Raphael Marty spoke at the 2013 (ACM) conference for Knowledge Discovery and Data mining (KDD’13). It is a very enlightening talk if you want to learn about the status of visualization in computer network security today and core challenges. Ever growing data traffic and persistent problems like false positives in automatic detection cause headaches to network engineers and analysts today, and also Marty admitted often that he has no idea of how to solve them. As he has worked for IBM, HP/ArcSight, and Splunk, the most prestigious companies in this area, this likely not because of lacking expertise).
Marty also generously provided the slides for his talk.
Some key points I took away:
Algorithms can’t cope with targeted or unknown attacks – monitoring needed
Today’s attacks are rarely massive or brute force, but targeted, sophisticated, more often nation state sponsored, and low and slow (this is particularly important as it means you can’t look for typical spikes, which are a sign a mass event – you have to look at long term issues).
Automated tools of today find known threats and work with predefined patterns – they don’t find unknown attacks (0 days) and the more “heuristic” tools produce lots of false positives (i.e. increase the workload for analysts instead of reducing it)
According to Gartner automatic defense systems (prevention) will become entirely useless from in 2020. Instead, you have to monitor and watch out for malicious behaviour (human eyes!), it won’t be solved automatically.

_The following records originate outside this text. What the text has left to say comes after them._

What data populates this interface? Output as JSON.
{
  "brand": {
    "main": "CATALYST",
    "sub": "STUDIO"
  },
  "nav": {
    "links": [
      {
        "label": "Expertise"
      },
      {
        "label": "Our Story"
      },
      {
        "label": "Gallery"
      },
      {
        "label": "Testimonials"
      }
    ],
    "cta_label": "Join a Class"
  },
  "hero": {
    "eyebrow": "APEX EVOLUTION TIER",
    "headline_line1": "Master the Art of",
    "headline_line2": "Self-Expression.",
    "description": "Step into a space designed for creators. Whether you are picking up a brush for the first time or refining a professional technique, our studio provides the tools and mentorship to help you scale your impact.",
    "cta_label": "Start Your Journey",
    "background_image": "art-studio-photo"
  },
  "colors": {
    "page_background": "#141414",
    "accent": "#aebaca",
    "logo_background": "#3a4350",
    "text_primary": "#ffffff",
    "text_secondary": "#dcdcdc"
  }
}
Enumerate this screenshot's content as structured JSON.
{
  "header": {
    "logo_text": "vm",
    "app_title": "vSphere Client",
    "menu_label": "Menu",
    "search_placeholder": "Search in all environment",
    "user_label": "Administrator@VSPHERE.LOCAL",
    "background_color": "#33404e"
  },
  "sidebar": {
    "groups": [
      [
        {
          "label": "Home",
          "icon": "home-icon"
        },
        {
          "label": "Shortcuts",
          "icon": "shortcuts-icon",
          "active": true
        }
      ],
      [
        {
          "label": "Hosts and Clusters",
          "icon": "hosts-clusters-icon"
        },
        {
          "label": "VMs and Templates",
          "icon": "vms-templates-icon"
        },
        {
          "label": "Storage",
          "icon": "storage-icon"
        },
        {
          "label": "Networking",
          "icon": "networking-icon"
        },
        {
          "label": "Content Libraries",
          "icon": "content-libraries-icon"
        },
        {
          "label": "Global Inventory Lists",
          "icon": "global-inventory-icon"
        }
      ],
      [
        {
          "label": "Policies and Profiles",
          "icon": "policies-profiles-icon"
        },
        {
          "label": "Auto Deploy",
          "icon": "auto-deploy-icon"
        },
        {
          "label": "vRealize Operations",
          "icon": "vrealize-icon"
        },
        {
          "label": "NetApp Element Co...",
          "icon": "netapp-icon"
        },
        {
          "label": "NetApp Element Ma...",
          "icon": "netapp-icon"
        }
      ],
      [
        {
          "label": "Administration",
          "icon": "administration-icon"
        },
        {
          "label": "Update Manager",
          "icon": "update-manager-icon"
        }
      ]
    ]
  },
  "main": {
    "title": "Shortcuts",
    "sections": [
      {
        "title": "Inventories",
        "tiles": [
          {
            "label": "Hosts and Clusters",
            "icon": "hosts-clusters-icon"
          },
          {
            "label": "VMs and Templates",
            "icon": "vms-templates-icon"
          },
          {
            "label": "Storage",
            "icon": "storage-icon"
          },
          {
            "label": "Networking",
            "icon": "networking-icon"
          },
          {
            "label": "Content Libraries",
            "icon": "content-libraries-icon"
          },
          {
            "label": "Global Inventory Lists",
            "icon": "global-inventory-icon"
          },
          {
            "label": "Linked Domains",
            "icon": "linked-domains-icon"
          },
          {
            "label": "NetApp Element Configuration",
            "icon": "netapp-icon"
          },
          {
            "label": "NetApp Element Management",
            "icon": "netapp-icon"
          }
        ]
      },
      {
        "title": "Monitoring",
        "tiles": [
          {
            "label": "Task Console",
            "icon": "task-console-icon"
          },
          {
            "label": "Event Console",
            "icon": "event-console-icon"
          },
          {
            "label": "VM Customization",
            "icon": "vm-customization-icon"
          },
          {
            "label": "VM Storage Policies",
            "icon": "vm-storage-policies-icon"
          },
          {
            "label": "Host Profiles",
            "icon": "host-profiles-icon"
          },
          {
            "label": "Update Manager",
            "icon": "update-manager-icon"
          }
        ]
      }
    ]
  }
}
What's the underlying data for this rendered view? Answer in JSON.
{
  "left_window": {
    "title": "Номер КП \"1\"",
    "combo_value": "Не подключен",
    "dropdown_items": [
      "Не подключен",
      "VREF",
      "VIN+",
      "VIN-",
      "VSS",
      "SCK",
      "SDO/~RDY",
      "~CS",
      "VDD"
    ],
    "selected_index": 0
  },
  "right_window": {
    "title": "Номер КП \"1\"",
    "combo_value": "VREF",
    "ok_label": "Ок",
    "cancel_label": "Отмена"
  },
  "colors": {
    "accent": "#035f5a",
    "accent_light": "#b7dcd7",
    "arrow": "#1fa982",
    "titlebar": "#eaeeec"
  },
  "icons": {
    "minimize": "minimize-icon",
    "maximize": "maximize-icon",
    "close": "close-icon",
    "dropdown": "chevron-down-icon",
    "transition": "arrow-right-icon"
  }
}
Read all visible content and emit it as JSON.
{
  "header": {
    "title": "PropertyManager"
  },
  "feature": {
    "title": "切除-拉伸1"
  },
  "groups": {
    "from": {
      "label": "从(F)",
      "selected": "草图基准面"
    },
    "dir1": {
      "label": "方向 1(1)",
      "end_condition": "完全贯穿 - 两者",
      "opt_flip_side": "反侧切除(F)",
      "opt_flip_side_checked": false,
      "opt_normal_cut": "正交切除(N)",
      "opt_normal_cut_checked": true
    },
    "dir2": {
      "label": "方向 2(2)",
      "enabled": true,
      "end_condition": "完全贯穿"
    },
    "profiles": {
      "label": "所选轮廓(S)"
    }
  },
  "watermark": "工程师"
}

Some figures for current data amounts in a typical security monitoring setup:
So, if everything works out nicely, you still end up with 1000 (highly aggregated/abstracted) alerts that you have to investigate to find the one incident.
Some security data properties:
Challenges with data mining methods
- Anomaly detection – but how to define “normal”?
- Association rules – but data is sparse, there’s little continuity in web traffic
- Clustering – no good algorithms available (for categorical data, such as user names, IP addresses)
- Classification – data is not consistent (e.g. machine names may change over time)
- Summarization – disrespect “low and slow” values, which are important
How can visualization help?
- make algorithms at work transparent to the user
- empower human eyes for understanding, validation, exploration
- because they bring
- supreme pattern recognition
- memory for contexts
- intuition!
- predictive capabilities
This is of course a to-do list for our work!
The need for more research
What is the optimal visualization?
– it depends very much on data at hand and your objectives. But there’s also very few research on that and I’m missing that, actually. E.g. what’s a good visualization for firewall data?
And he even shares one of our core problems, the lack of realistic test data:
That’s hard. VAST has some good sets or you can look for cooperations with companies.